How in the world do you provide an argument for *arg4?
You obviously mean par4. See below for how it gets a non-empty value.
def argPrecedence(par1, par2=0, par3=0, *par4, **par5):
Par1, par2, and par3 are regular parameters. They can by matched either by
position or name on a per-call basis. Mixing position and name matching in
any one call is strongly discouraged as confusing and error prone.
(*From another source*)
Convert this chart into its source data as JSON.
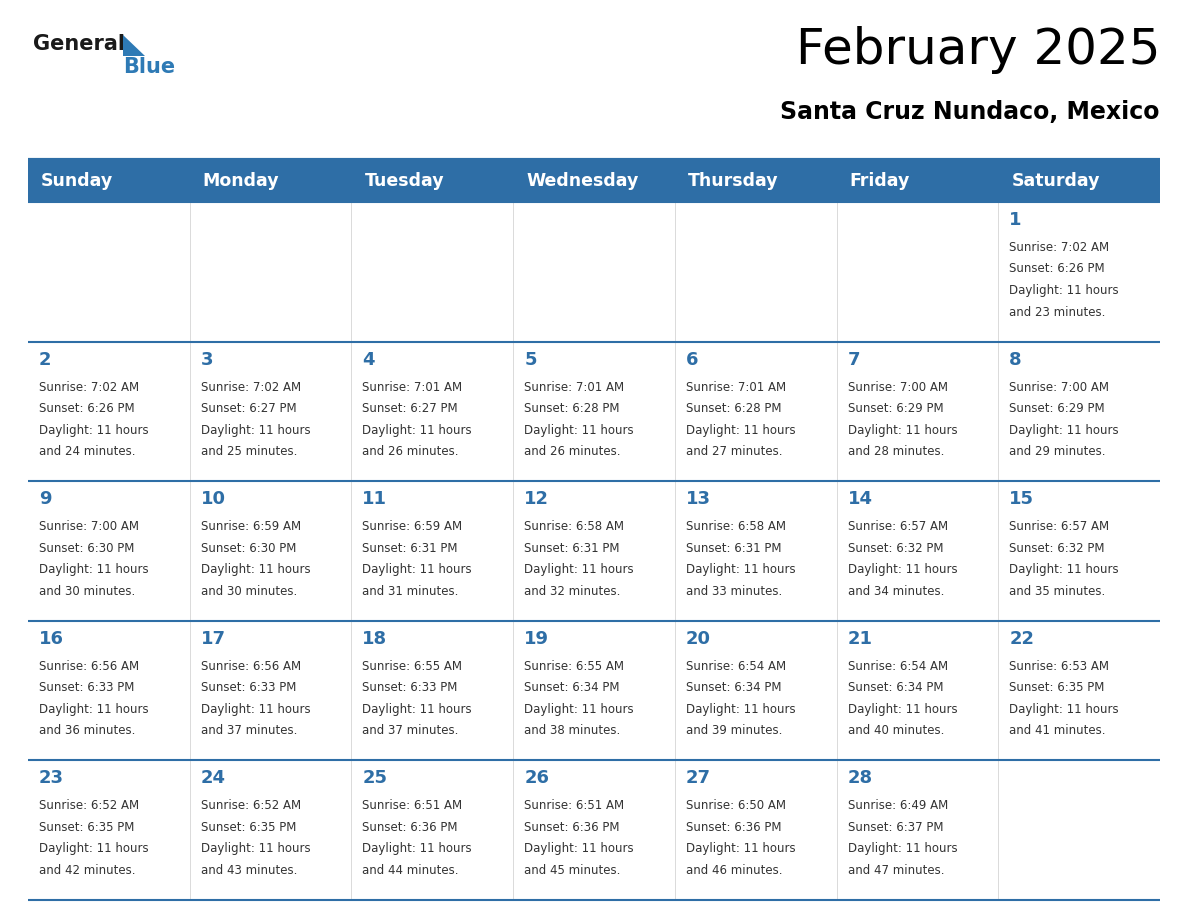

Par2 and par3 have default arg objects (calculated when the function is
defined). That only means that they do not have to match any of the args
in a particular call. It does not determine whether the binding to
explicit args in a particular call will be by position or name.
print 'par1 =', par1, ' # positional argument'
print 'par2 =', par2, ' # keyword argument'
print 'par3 =', par3, ' # keyword argument'
So these comments are wrong except as they happen to be right for a
particular call.
Par4 and par5 are leftover-argument collection objects bound by default to
() and {} respectively if there are, respectively, no leftover positional
or named args. So the way to get a nonempty tuple bound to par4 is to have
a leftover positional arg which requires that you give at least 4 (since
the first three will be bound to the three regular parameters).
print 'par4 =', par4, ' # argument converted to tuple'
print 'par5 =', par5, ' # argument converted to dictionary'
Wrong. Leftover args are placed in, not individually converted to, a tuple
or dictionary.
PS. I could be far off with this codes purpose; to try and create an
example that will house all the different possible parameters
(positional, keyword, * and **) in one single def statement.
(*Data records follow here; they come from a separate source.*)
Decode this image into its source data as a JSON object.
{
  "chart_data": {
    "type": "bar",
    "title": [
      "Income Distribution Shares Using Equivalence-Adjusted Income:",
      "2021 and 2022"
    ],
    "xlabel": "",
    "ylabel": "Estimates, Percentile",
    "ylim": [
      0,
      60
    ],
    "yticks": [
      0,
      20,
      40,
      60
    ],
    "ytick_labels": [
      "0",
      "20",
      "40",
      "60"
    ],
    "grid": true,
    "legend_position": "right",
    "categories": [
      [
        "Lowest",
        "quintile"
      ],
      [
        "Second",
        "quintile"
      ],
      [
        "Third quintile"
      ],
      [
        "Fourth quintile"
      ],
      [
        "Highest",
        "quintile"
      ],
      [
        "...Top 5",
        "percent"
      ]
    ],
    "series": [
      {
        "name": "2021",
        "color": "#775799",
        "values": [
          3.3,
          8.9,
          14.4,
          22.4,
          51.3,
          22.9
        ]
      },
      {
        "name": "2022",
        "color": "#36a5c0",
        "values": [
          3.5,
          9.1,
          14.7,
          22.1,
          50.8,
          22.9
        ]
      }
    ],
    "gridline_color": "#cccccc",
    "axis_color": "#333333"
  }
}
Again, regular parameters are both positional and named, and the matching
on any particular call can be either (subject to the positional, then named
args restriction). In any case, what I think you mean above is not
possible. As stated previously, the *leftover_pos_arg tuple will be
nonempty only if all regular params are positionally matched.

Terry Jan Reedy

Mar 5 '06 #10

P: n/a
Hello, Steven D'Aprano, Terry Jan Reedy!

I would really like to extend my thanks to you guys. I hope I've got it
right this time!

def posKeyArgs(a, b=2, c=3):
print a, b, c

#posKeyArgs(b=20) # too few positional arguments. a needs an arg.
#posKeyArgs(10, c=30, 20) # pos_args cannot follow any kw_args.
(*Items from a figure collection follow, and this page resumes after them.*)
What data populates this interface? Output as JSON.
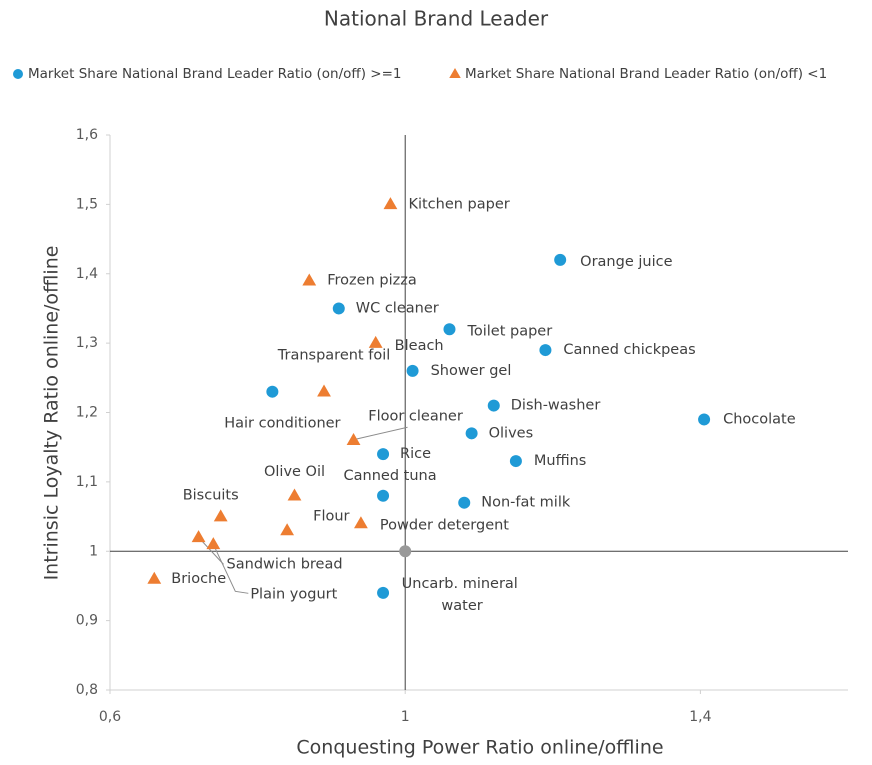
{
  "chart_data": {
    "type": "scatter",
    "title": "National Brand Leader",
    "x_label": "Conquesting Power Ratio online/offline",
    "y_label": "Intrinsic Loyalty Ratio online/offline",
    "xlim": [
      0.6,
      1.6
    ],
    "ylim": [
      0.8,
      1.6
    ],
    "xticks": [
      {
        "value": 0.6,
        "label": "0,6"
      },
      1,
      {
        "value": 1.4,
        "label": "1,4"
      }
    ],
    "yticks": [
      {
        "value": 0.8,
        "label": "0,8"
      },
      {
        "value": 0.9,
        "label": "0,9"
      },
      1,
      {
        "value": 1.1,
        "label": "1,1"
      },
      {
        "value": 1.2,
        "label": "1,2"
      },
      {
        "value": 1.3,
        "label": "1,3"
      },
      {
        "value": 1.4,
        "label": "1,4"
      },
      {
        "value": 1.5,
        "label": "1,5"
      },
      {
        "value": 1.6,
        "label": "1,6"
      }
    ],
    "crosshair": {
      "x": 1,
      "y": 1,
      "color": "#999999"
    },
    "legend": "top",
    "series": [
      {
        "name": "Market Share National Brand Leader Ratio (on/off) >=1",
        "color": "#1f9ad6",
        "marker": "circle",
        "labels": [
          "Orange juice",
          "WC cleaner",
          "Toilet paper",
          "Canned chickpeas",
          "Shower gel",
          "Hair conditioner",
          "Dish-washer",
          "Chocolate",
          "Olives",
          "Rice",
          "Muffins",
          "Canned tuna",
          "Non-fat milk",
          "Uncarb. mineral water"
        ],
        "x": [
          1.21,
          0.91,
          1.06,
          1.19,
          1.01,
          0.82,
          1.12,
          1.405,
          1.09,
          0.97,
          1.15,
          0.97,
          1.08,
          0.97
        ],
        "y": [
          1.42,
          1.35,
          1.32,
          1.29,
          1.26,
          1.23,
          1.21,
          1.19,
          1.17,
          1.14,
          1.13,
          1.08,
          1.07,
          0.94
        ]
      },
      {
        "name": "Market Share National Brand Leader Ratio (on/off) <1",
        "color": "#ed7d31",
        "marker": "triangle",
        "labels": [
          "Kitchen paper",
          "Frozen pizza",
          "Bleach",
          "Transparent foil",
          "Floor cleaner",
          "Olive Oil",
          "Biscuits",
          "Flour",
          "Powder detergent",
          "Sandwich bread",
          "Plain yogurt",
          "Brioche"
        ],
        "x": [
          0.98,
          0.87,
          0.96,
          0.89,
          0.93,
          0.85,
          0.75,
          0.84,
          0.94,
          0.72,
          0.74,
          0.66
        ],
        "y": [
          1.5,
          1.39,
          1.3,
          1.23,
          1.16,
          1.08,
          1.05,
          1.03,
          1.04,
          1.02,
          1.01,
          0.96
        ]
      }
    ]
  }
}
def specialArgs(*args, **kwargs): # Can't call these keywords!
print args
print kwargs

specialArgs(args='arg1', kwargs='kwargs') # Keywords match nothing.
specialArgs('string') # not converted. Collected into: ('string',)

The above can begin to explain why I had problems with my first
example. *args and **kwargs cannot have arguments assigned to them by
keyword. Once an argument is matched by keyword, all following
arguments must also be matched by keyword.

This would explain why using only positional arguments, my first
example would have worked right out of the box. Because, all
positionals would have matched first, then all left overs would have
been collected into *args, then finally any keyword args would be
collected into **kwargs.

So far the general consensus also seems to be not to over complicate a
function definition with such parameters. This makes sense and is why I
chose Python over many other options. I love the idea of explicit over
implicit :) Again though, my first example was only a personal
reference.

Fellas, thank you all so much for helping me understand this much
better. You guys are my angels of Python for sure!

Mar 6 '06 #11

P: n/a

"vbgunz" <vb****@gmail.com> wrote in message
news:11**********************@v46g2000cwv.googlegr oups.com...
Hello, Steven D'Aprano, Terry Jan Reedy!

I would really like to extend my thanks to you guys. I hope I've got it
right this time!

def posKeyArgs(a, b=2, c=3):
print a, b, c

#posKeyArgs(b=20) # too few positional arguments. a needs an arg.
Yes, parameter a must get bound to something.
Any of pKA(10, b=20), pKA(a=10,b=20), pKA(c=30,a=5), etc, should work.
#posKeyArgs(10, c=30, 20) # pos_args cannot follow any kw_args.


Yes, this is an extreme of flexibility not allowed.